Raus Kasper
Department of Philosophy and Moral Sciences, Ghent University, Ghent, Belgium.
End-of-Life Care Research Group Vrije Universiteit Brussel (VUB) & Ghent University, Blandijnberg 2, 9000, Ghent, Belgium.
BMC Med Ethics. 2016 Oct 18;17(1):60. doi: 10.1186/s12910-016-0145-x.
When a new intervention or drug is developed, this has to pass through various phases of clinical testing before it achieves market approval, which can take many years. This raises an issue for drugs which could benefit terminally ill patients. These patients might set their hopes on the experimental drug but are unable to wait since they are likely to pass away before the drug is available. As a means of nevertheless getting access to experimental drug, many seriously ill and terminally ill patients are therefore very willing to participate in randomised controlled trials. However, only very few terminally ill patients are able to actually participate, and those that do participate are at risk of participating solely as a way of getting experimental drugs. Currently, there are, however, ways of getting access to drugs that have not (yet) gained market approval. One such mean is via expanded access or compassionate use programs where terminally ill patients receive experimental new drugs that are not yet market approved. In this paper, I examine some of the common justifications for such programs.

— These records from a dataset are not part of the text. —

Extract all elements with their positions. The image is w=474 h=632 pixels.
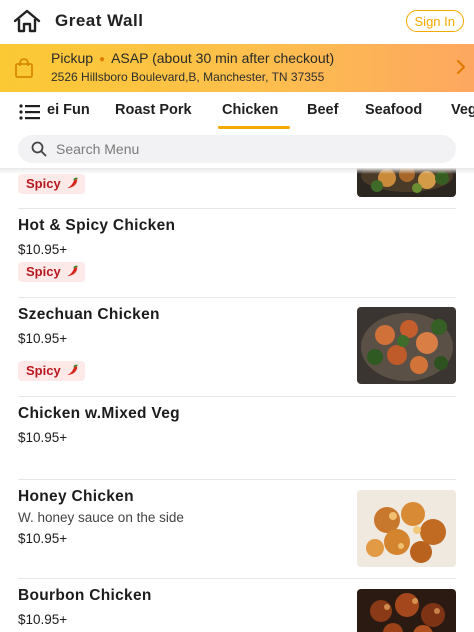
app-header: Great Wall Sign In bbox=[0, 0, 474, 44]
pickup-time: ASAP (about 30 min after checkout) bbox=[111, 50, 335, 66]
item-price: $10.95+ bbox=[18, 331, 68, 346]
chili-pepper-icon bbox=[67, 265, 79, 276]
active-tab-indicator bbox=[218, 126, 290, 129]
menu-item[interactable]: Szechuan Chicken $10.95+ Spicy bbox=[0, 298, 474, 396]
menu-item[interactable]: Hot & Spicy Chicken $10.95+ Spicy bbox=[0, 209, 474, 297]
menu-item[interactable]: Bourbon Chicken $10.95+ bbox=[0, 579, 474, 632]
food-image bbox=[357, 490, 456, 567]
spicy-badge: Spicy bbox=[18, 361, 86, 381]
chevron-right-icon[interactable] bbox=[456, 59, 466, 75]
chili-pepper-icon bbox=[67, 177, 79, 188]
tab-seafood[interactable]: Seafood bbox=[365, 102, 422, 118]
spicy-label: Spicy bbox=[26, 176, 61, 191]
item-price: $10.95+ bbox=[18, 612, 68, 627]
menu-item[interactable]: Spicy bbox=[0, 168, 474, 208]
pickup-info: Pickup ● ASAP (about 30 min after checkout… bbox=[51, 50, 334, 66]
spicy-badge: Spicy bbox=[18, 174, 86, 194]
chili-pepper-icon bbox=[67, 364, 79, 375]
tab-lo-mei-fun[interactable]: ei Fun bbox=[47, 102, 90, 118]
menu-list-icon[interactable] bbox=[19, 103, 41, 121]
item-price: $10.95+ bbox=[18, 242, 68, 257]
shopping-bag-icon bbox=[15, 58, 33, 78]
search-input[interactable] bbox=[56, 139, 436, 159]
item-name: Honey Chicken bbox=[18, 488, 134, 505]
sign-in-button[interactable]: Sign In bbox=[405, 10, 464, 32]
store-name: Great Wall bbox=[55, 11, 144, 30]
separator-dot: ● bbox=[99, 54, 106, 65]
item-name: Chicken w.Mixed Veg bbox=[18, 405, 180, 422]
item-description: W. honey sauce on the side bbox=[18, 510, 184, 525]
food-image bbox=[357, 589, 456, 632]
tab-beef[interactable]: Beef bbox=[307, 102, 338, 118]
spicy-label: Spicy bbox=[26, 363, 61, 378]
menu-item-list: Spicy Hot & Spicy Chicken $10.95+ Spicy … bbox=[0, 168, 474, 632]
spicy-badge: Spicy bbox=[18, 262, 86, 282]
food-image bbox=[357, 307, 456, 384]
item-price: $10.95+ bbox=[18, 430, 68, 445]
menu-item[interactable]: Honey Chicken W. honey sauce on the side… bbox=[0, 480, 474, 578]
tab-chicken[interactable]: Chicken bbox=[222, 102, 278, 118]
spicy-label: Spicy bbox=[26, 264, 61, 279]
pickup-mode: Pickup bbox=[51, 50, 94, 66]
item-price: $10.95+ bbox=[18, 531, 68, 546]
pickup-banner[interactable]: Pickup ● ASAP (about 30 min after checkout… bbox=[0, 44, 474, 92]
search-bar[interactable] bbox=[18, 135, 456, 163]
tab-vegetables[interactable]: Veg bbox=[451, 102, 474, 118]
item-name: Bourbon Chicken bbox=[18, 587, 152, 604]
tab-roast-pork[interactable]: Roast Pork bbox=[115, 102, 192, 118]
category-tabs: ei Fun Roast Pork Chicken Beef Seafood V… bbox=[0, 92, 474, 130]
item-name: Hot & Spicy Chicken bbox=[18, 217, 176, 234]
menu-item[interactable]: Chicken w.Mixed Veg $10.95+ bbox=[0, 397, 474, 479]
scroll-shadow bbox=[0, 168, 474, 174]
item-name: Szechuan Chicken bbox=[18, 306, 160, 323]
home-icon[interactable] bbox=[12, 8, 42, 34]
search-icon bbox=[31, 141, 47, 157]
pickup-address: 2526 Hillsboro Boulevard,B, Manchester, … bbox=[51, 70, 325, 84]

The most frequently voiced justifications for compassionate use or expanded access programs could be put in one of three categories. First, there are justifications of justice, where compassionate use programs could be seen as a just or fair way to distribute experimental new drugs to patients who are denied access to RCT's through no fault of their own. Second, such programs could be justified by reference to the ethical principle of beneficence where it could be claimed that terminally ill patients stand to benefit greatly at very little risk (as they are already dying). Third, there are considerations of autonomy where, it is claimed, patients should be able to exercise their autonomy and have access to such drugs if that is there free choice and they are fully aware of the risks associated with that choice.
In this paper, I argue currently all justifications are potentially problematic. If they truly form the basis for justification, compassionate use programs should be designed to maximize justice, beneficence and autonomy.
当开发出一种新的干预措施或药物时,在获得市场批准之前,它必须经过各个阶段的临床试验,这可能需要数年时间。这给那些可能使绝症患者受益的药物带来了一个问题。这些患者可能将希望寄托在实验性药物上,但由于他们很可能在药物上市之前就去世了,所以无法等待。因此,作为获得实验性药物的一种方式,许多重症和绝症患者非常愿意参与随机对照试验。然而,只有极少数绝症患者能够实际参与,而那些参与的患者有可能只是为了获得实验性药物才参与。目前,然而,有一些方法可以获得尚未(尚未)获得市场批准的药物。一种这样的方式是通过扩大使用或同情用药计划,绝症患者可以获得尚未获得市场批准的实验性新药。在本文中,我研究了此类计划的一些常见理由。
同情用药或扩大使用计划最常被提及的理由可以分为三类。第一,有正义的理由,同情用药计划可以被视为一种公正或公平的方式,将实验性新药分发给那些并非自身过错而无法参与随机对照试验的患者。第二,此类计划可以依据行善的伦理原则来证明其合理性,有人认为绝症患者几乎没有风险却可能受益匪浅(因为他们已经奄奄一息)。第三,有自主性的考量,有人声称,如果这是患者的自由选择且他们充分意识到与该选择相关的风险,那么患者应该能够行使其自主权并获得此类药物。
在本文中,我认为目前所有的理由都可能存在问题。如果它们真的构成了正当理由的基础,那么同情用药计划应该被设计成能够最大限度地实现正义、行善和自主。